Kalla Malla
"Ultra Erotic" sagt das Playboy Magazin, "gewaltverherrlichend, strafrechtlich bedenklich und sozialethisch desorientierend" meint die Bundesprüfstelle für jugendgefährdende Medien, was sich mit den Ansichten des AG Fuldas deckt. "The Image" wurde, nachdem der Film 39 Jahre unbemerkt einer ganzen Gesellschaft geschadet hat und heimlich Einzug in jedes deutsche Kinderzimmer feierte, vor wenigen Monaten beschlagnahmt. Kurioserweise nach §131 StGB, obwohl der Film nach meiner laienhaften Einschätzung (wenn überhaupt) unter Gewaltpronographie fallen dürfte.

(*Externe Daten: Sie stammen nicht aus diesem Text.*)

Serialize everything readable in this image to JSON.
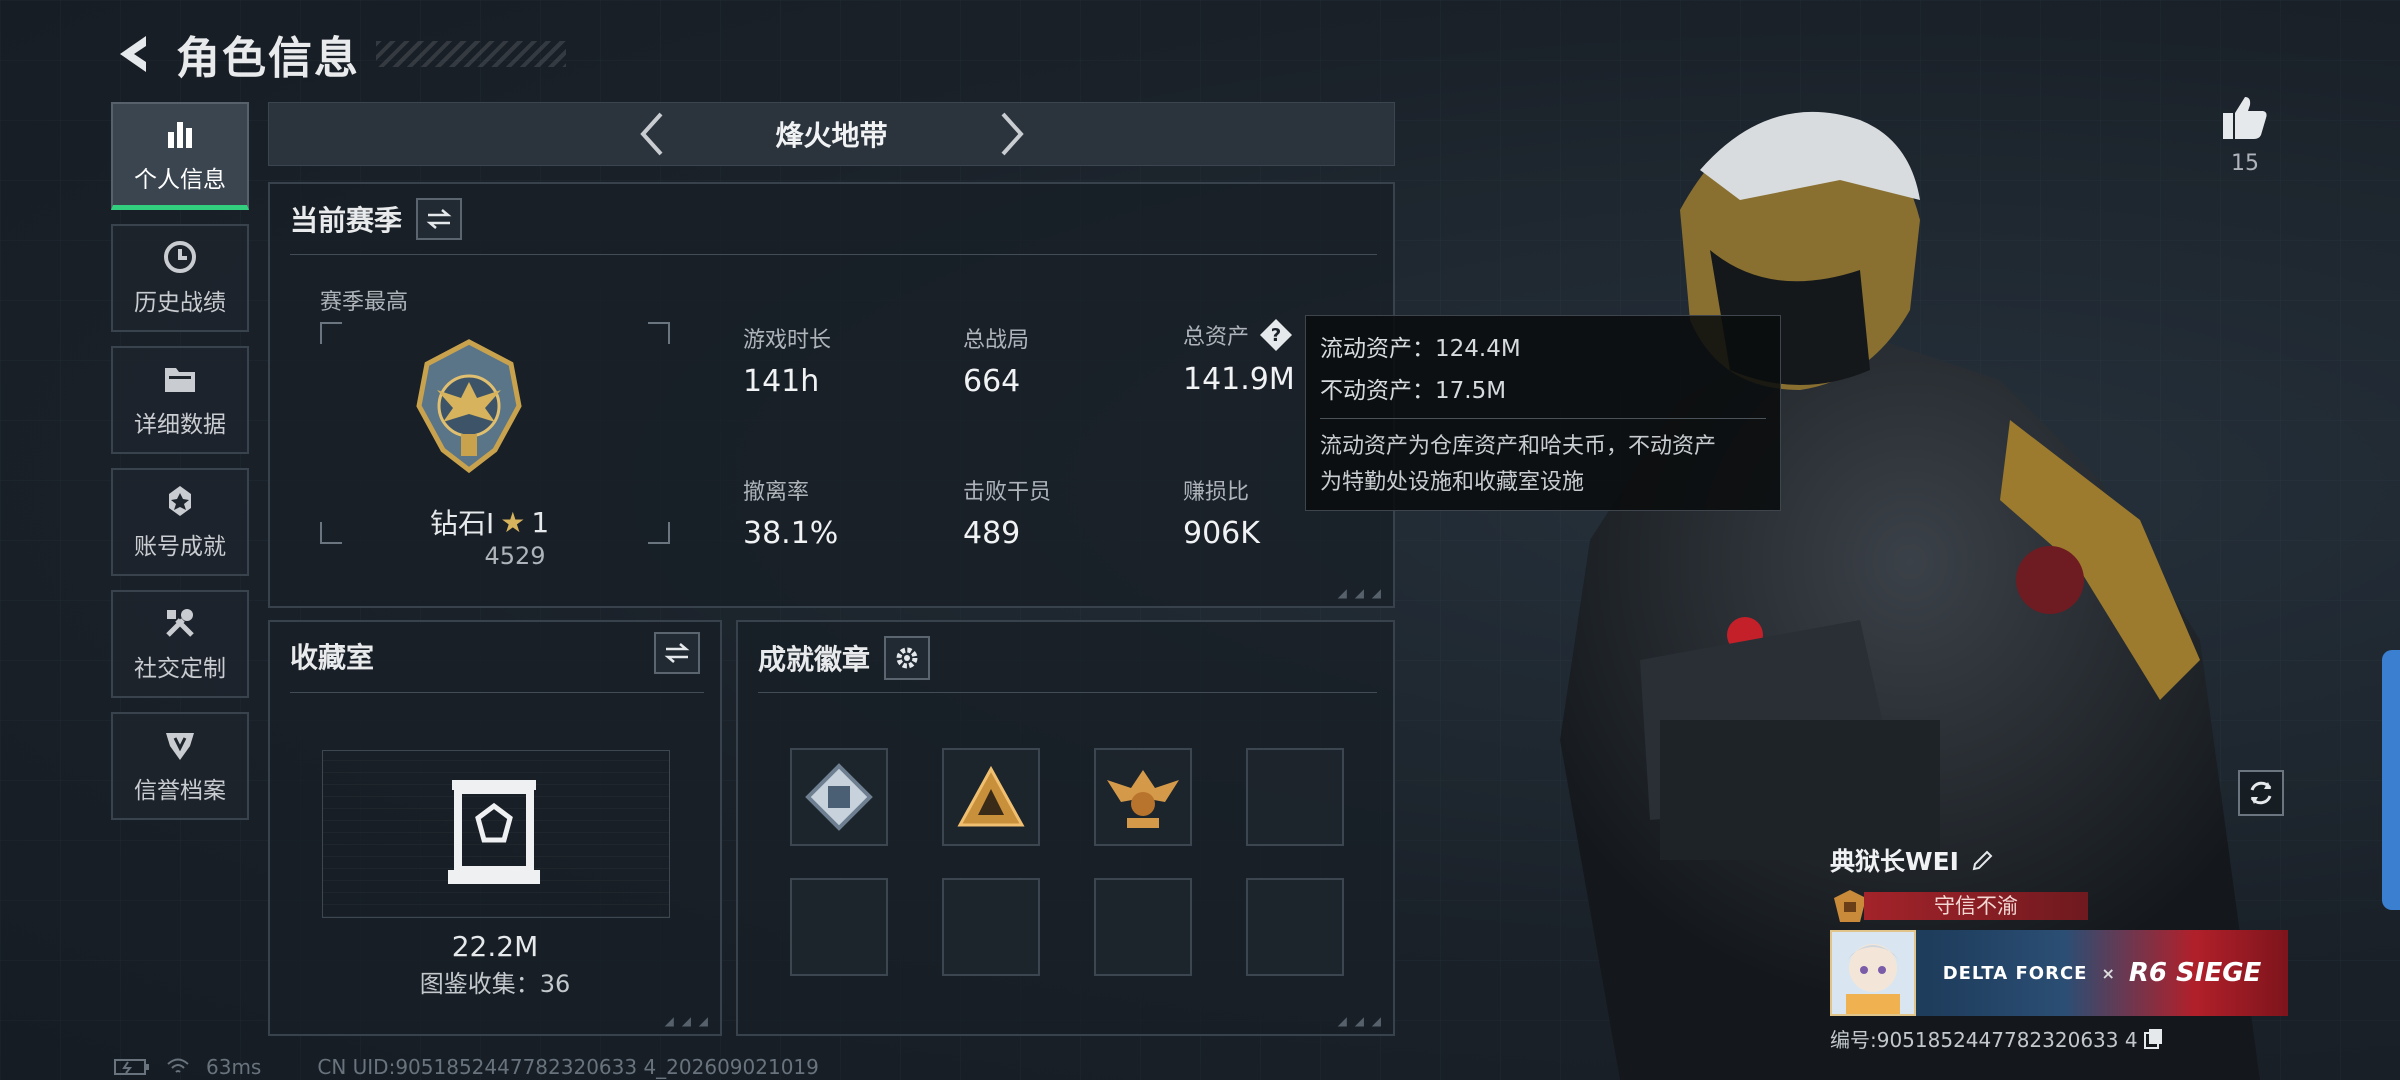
{
  "header": {
    "title": "角色信息"
  },
  "nav": {
    "items": [
      {
        "label": "个人信息",
        "icon": "bar-chart-icon",
        "active": true
      },
      {
        "label": "历史战绩",
        "icon": "history-clock-icon",
        "active": false
      },
      {
        "label": "详细数据",
        "icon": "folder-icon",
        "active": false
      },
      {
        "label": "账号成就",
        "icon": "achievement-icon",
        "active": false
      },
      {
        "label": "社交定制",
        "icon": "tools-icon",
        "active": false
      },
      {
        "label": "信誉档案",
        "icon": "shield-badge-icon",
        "active": false
      }
    ]
  },
  "mode": {
    "title": "烽火地带"
  },
  "season": {
    "title": "当前赛季",
    "best_label": "赛季最高",
    "rank_name": "钻石Ⅰ",
    "rank_stars": "1",
    "rank_score": "4529",
    "stats": [
      {
        "label": "游戏时长",
        "value": "141h"
      },
      {
        "label": "总战局",
        "value": "664"
      },
      {
        "label": "总资产",
        "value": "141.9M",
        "help": true
      },
      {
        "label": "撤离率",
        "value": "38.1%"
      },
      {
        "label": "击败干员",
        "value": "489"
      },
      {
        "label": "赚损比",
        "value": "906K"
      }
    ]
  },
  "tooltip": {
    "liquid": "流动资产：124.4M",
    "fixed": "不动资产：17.5M",
    "desc_line1": "流动资产为仓库资产和哈夫币，不动资产",
    "desc_line2": "为特勤处设施和收藏室设施"
  },
  "collection": {
    "title": "收藏室",
    "value": "22.2M",
    "count_text": "图鉴收集：36"
  },
  "badges": {
    "title": "成就徽章",
    "slots": [
      "diamond-badge-icon",
      "triangle-badge-icon",
      "eagle-badge-icon",
      "",
      "",
      "",
      "",
      ""
    ]
  },
  "profile": {
    "likes": "15",
    "name": "典狱长WEI",
    "title_plate": "守信不渝",
    "banner_brand": "DELTA FORCE",
    "banner_cross": "×",
    "banner_collab": "R6 SIEGE",
    "id_text": "编号:9051852447782320633 4"
  },
  "footer": {
    "ping": "63ms",
    "uid": "CN UID:9051852447782320633 4_202609021019"
  },
  "colors": {
    "accent_green": "#32d07e",
    "title_red": "#a3232a",
    "panel_border": "#38424c"
  }
}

Erzählt wird die Geschichte von Jean, der Bekanntschaft mit zwei Frauen macht, welche zueinander in einer BDSM Beziehung stehen. Nach ein paar Treffen mit den beiden, die jedesmal sexuell demütigender für die unterwürfige Anne ausgehen, erlaubt ihre Dom Claire, dass Jean frei über Anne verfügen darf...
Bei "The Image" handelt es sich weder um einen harten "Gewaltfilm", noch um einen klassischen Roughie wie beipsielsweise "Wet Wilderness". "The Image" ist prinzipiell ein sauber und wunderschön gefilmter Erotikstreifen mit haufenweise Sex- bzw. BDSM Szenen. Vorallem eine der ersten Szenen in einem Pariser Rosengarten ist herausragend kitschig gefilmt und in nahezu jeder Einstellung fallen wirklich gute Bildkompositionen auf.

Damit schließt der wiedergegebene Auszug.